The Discerning Texan
All that is necessary for evil to triumph, is for good men to do nothing.
-- Edmund Burke
-- Edmund Burke
Friday, July 25, 2008
Did I say "200,000"??? Or: "Honey, I Shrunk the Berlin Turnout"
Remember the so-called "Million man march"? Well, suddenly the size of the Obama crowd in Berlin being reported by the "news" outlets has shrunk tenfold:
"Obama Addresses 200,000 in Berlin" -- thus ran the AP headline the day after Barack Obama's much-hyped speech in front of Berlin's Siegessäule or "Victory Column." This 200,000 figure has quickly become the standard estimate of the crowd for Obama's speech in both the American and the German media: so standard indeed that it is for the most part not even treated as an estimate.

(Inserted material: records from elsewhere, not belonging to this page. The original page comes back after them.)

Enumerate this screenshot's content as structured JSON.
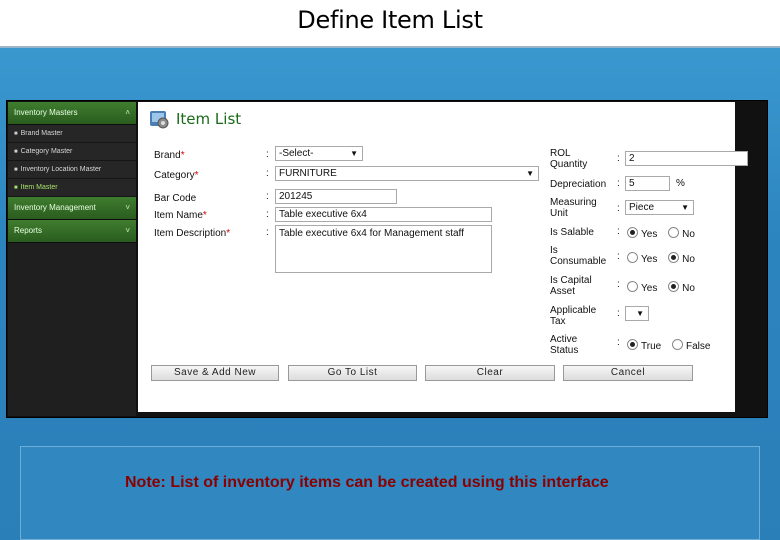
{
  "slide": {
    "title": "Define Item List",
    "note": "Note: List of inventory items can be created using this interface"
  },
  "sidebar": {
    "sections": [
      {
        "label": "Inventory Masters",
        "chevron": "˄"
      },
      {
        "label": "Inventory Management",
        "chevron": "˅"
      },
      {
        "label": "Reports",
        "chevron": "˅"
      }
    ],
    "items": [
      {
        "label": "Brand Master"
      },
      {
        "label": "Category Master"
      },
      {
        "label": "Inventory Location Master"
      },
      {
        "label": "Item Master"
      }
    ]
  },
  "panel": {
    "title": "Item List",
    "icon": "gear-icon"
  },
  "form": {
    "brand": {
      "label": "Brand",
      "value": "-Select-"
    },
    "category": {
      "label": "Category",
      "value": "FURNITURE"
    },
    "barcode": {
      "label": "Bar Code",
      "value": "201245"
    },
    "item_name": {
      "label": "Item Name",
      "value": "Table executive 6x4"
    },
    "item_description": {
      "label": "Item Description",
      "value": "Table executive 6x4 for Management staff"
    },
    "rol_quantity": {
      "label": "ROL Quantity",
      "value": "2"
    },
    "depreciation": {
      "label": "Depreciation",
      "value": "5",
      "unit": "%"
    },
    "measuring_unit": {
      "label": "Measuring Unit",
      "value": "Piece"
    },
    "is_salable": {
      "label": "Is Salable",
      "yes": "Yes",
      "no": "No",
      "selected": "Yes"
    },
    "is_consumable": {
      "label": "Is Consumable",
      "yes": "Yes",
      "no": "No",
      "selected": "No"
    },
    "is_capital_asset": {
      "label": "Is Capital Asset",
      "yes": "Yes",
      "no": "No",
      "selected": "No"
    },
    "applicable_tax": {
      "label": "Applicable Tax",
      "value": ""
    },
    "active_status": {
      "label": "Active Status",
      "yes": "True",
      "no": "False",
      "selected": "True"
    },
    "required_marker": "*",
    "colon": ":"
  },
  "buttons": {
    "save_add_new": "Save & Add New",
    "go_to_list": "Go To List",
    "clear": "Clear",
    "cancel": "Cancel"
  }
}
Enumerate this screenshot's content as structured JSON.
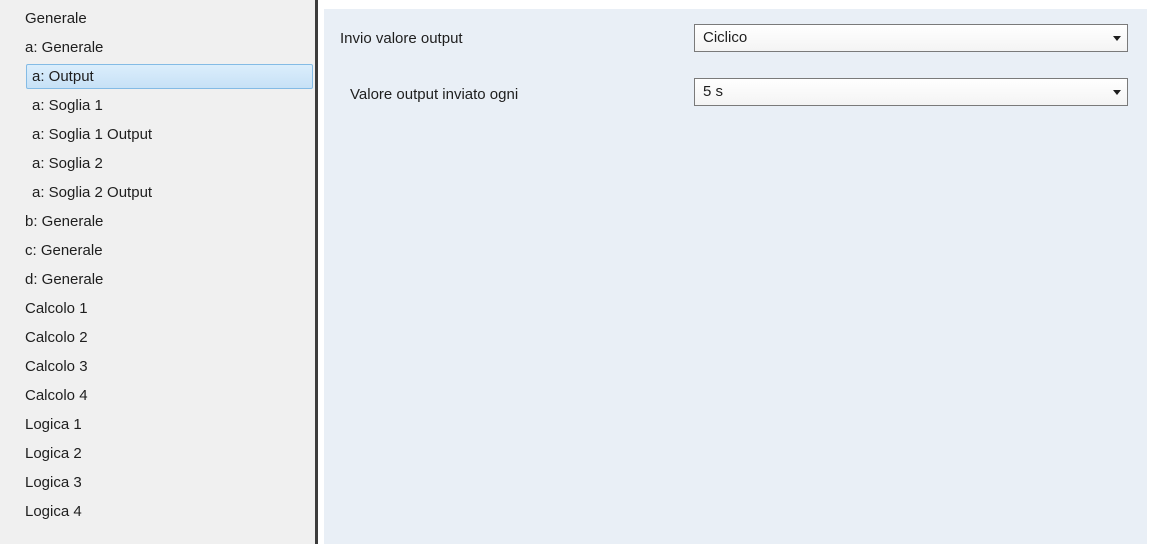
{
  "sidebar": {
    "items": [
      {
        "label": "Generale",
        "level": 0,
        "selected": false
      },
      {
        "label": "a: Generale",
        "level": 0,
        "selected": false
      },
      {
        "label": "a: Output",
        "level": 1,
        "selected": true
      },
      {
        "label": "a: Soglia 1",
        "level": 1,
        "selected": false
      },
      {
        "label": "a: Soglia 1 Output",
        "level": 1,
        "selected": false
      },
      {
        "label": "a: Soglia 2",
        "level": 1,
        "selected": false
      },
      {
        "label": "a: Soglia 2 Output",
        "level": 1,
        "selected": false
      },
      {
        "label": "b: Generale",
        "level": 0,
        "selected": false
      },
      {
        "label": "c: Generale",
        "level": 0,
        "selected": false
      },
      {
        "label": "d: Generale",
        "level": 0,
        "selected": false
      },
      {
        "label": "Calcolo 1",
        "level": 0,
        "selected": false
      },
      {
        "label": "Calcolo 2",
        "level": 0,
        "selected": false
      },
      {
        "label": "Calcolo 3",
        "level": 0,
        "selected": false
      },
      {
        "label": "Calcolo 4",
        "level": 0,
        "selected": false
      },
      {
        "label": "Logica 1",
        "level": 0,
        "selected": false
      },
      {
        "label": "Logica 2",
        "level": 0,
        "selected": false
      },
      {
        "label": "Logica 3",
        "level": 0,
        "selected": false
      },
      {
        "label": "Logica 4",
        "level": 0,
        "selected": false
      }
    ]
  },
  "params": [
    {
      "label": "Invio valore output",
      "value": "Ciclico",
      "icon": "chevron-down-icon"
    },
    {
      "label": "Valore output inviato ogni",
      "value": "5 s",
      "icon": "chevron-down-icon"
    }
  ],
  "colors": {
    "sidebar_bg": "#f0f0f0",
    "panel_bg": "#e9eff6",
    "selection_fill": "#cde6f7",
    "selection_border": "#84bbe5",
    "splitter": "#3c3c3c"
  }
}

The estimates given by German public television ZDF actually during the event, however, were as little as one-tenth of that number. ZDF began its special "Obama in Berlin" coverage [German video] at 6:45 p.m. Central European Time: only 15 minutes before the candidate's speech was scheduled to start. At the time, ZDF reporter Susanne Gelhard was out and about on the so-called "Fan Mile" between the Victory Column and the Brandenburg Gate. "The expectations were highly varied," she said in her live report, "from a few thousand up to a million. Those were the estimates. But, now, several tens of thousands have turned out." Barely five minutes before the speech was supposed to start, ZDF Berlin studio chief Peter Frey added, "We do estimate that 20,000 [literally, "a couple of ten thousand"] people have turned out." Frey's tone, like that of Gelhard, reflected the gap between the relatively modest number cited and the lofty predications that had preceded the event. Moreover, while the ZDF live images showed that the "Fan Mile" was indeed populated from one end to the other, they also appeared to reveal patches of thinness and pedestrian traffic flowing easily on the half of the boulevard closer to the Brandenburg Gate (i.e. furthest from the "Victory Column").